I try to finish a puzzle. This puzzle is made of triangles. But My pieces are squares. It is mathematical and geometrical impossible to finish this puzzle. Except, I sacrifice a Piece of my square and cut a Corner.
And you know what? I cut those Corner. But still I don’t fit in. And I know that I never will. Is it wrong to tell someone, how much you miss a Person? We see on social media and everywhere that millions of People wish that someone is telling them “I miss you” – “I Love You” – “You are my Everything” And if Someone does this finally, then how it Comes that they call this Person as clinchy or weak or take them for granted?Why it is wrong to talk about Feelings openly? Why ? In Turkey we say “the one who runs, get haunted”

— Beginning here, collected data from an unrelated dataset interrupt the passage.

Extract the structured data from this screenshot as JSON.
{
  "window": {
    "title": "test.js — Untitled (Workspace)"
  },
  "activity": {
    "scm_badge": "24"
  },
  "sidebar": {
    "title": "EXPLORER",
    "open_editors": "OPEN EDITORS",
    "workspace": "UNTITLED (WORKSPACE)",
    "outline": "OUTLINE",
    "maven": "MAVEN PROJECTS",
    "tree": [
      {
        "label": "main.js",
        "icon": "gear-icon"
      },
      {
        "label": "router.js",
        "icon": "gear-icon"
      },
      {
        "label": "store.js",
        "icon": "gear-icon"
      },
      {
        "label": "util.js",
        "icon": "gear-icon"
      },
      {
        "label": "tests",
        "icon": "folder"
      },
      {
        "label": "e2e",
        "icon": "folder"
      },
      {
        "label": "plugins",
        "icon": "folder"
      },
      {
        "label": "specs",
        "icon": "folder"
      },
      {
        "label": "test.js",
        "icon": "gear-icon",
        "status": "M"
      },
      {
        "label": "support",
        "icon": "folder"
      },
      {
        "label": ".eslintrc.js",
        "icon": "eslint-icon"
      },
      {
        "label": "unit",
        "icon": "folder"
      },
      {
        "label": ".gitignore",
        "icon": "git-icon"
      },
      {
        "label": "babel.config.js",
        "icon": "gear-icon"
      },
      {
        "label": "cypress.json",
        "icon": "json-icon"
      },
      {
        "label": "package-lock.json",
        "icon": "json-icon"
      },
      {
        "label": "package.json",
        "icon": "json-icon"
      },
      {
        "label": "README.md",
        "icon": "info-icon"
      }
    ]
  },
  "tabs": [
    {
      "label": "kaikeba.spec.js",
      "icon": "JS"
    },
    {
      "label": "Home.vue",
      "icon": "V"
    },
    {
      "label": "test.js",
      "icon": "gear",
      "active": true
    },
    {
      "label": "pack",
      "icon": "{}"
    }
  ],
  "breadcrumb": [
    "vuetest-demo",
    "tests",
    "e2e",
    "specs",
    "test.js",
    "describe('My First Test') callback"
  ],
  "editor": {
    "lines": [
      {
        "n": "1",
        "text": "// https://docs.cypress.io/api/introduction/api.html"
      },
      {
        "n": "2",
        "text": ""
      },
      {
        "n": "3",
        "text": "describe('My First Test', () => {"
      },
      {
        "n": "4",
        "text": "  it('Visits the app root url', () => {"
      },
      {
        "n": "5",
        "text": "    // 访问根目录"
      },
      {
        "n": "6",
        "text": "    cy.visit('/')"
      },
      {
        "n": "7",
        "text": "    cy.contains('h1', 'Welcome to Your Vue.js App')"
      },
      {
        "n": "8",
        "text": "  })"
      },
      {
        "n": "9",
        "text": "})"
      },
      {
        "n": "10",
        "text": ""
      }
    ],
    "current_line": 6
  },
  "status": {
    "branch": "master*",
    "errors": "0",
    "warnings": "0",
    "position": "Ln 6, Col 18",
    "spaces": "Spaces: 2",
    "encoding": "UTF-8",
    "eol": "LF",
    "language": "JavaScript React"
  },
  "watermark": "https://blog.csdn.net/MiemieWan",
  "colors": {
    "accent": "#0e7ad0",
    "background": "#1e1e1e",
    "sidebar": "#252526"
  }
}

I never run. I never give a Person the Feeling I am something better. I always admitted my Feelings. always told my love, worked hard for my relationship and sacrificed without thinking that a man should run after a Girl. Being accepted is so rare. I never wanted give a human the Feeling that someone has to chase for me, because I am not something better than him. quite the contrary I feel honored that this Person wants to share something with me. That this Person sees something worthy in my poor existence. I can’t force someone to love me. I can’t force anyone to miss me, to call me, to write me, or to make me to his priority in his life.
I know I am somewhere there in his heart. But I can’t Claim a bigger part than the small room, which is given to me. And you know, IT HURTS DAMN…
he once said to me “You are hard to manage but still I bear you” I don’t know if someone ever said such disrespectful Thing to me. Even now while writing those lines I feel ashamed that all of you will read this.
I am really that unbearable? Maybe… but at least I am worth it because in the end I give unconditional love and respect.
When you are in relationship with someone, then isn’t it my right to expect some icky stuff…
obviously it is nowadays.
Am I childish for expecting romance? A husband can tell his wife his love or a lover to his beloved one… there is nothing wrong!
What will safe us in this destroyed world, when not love?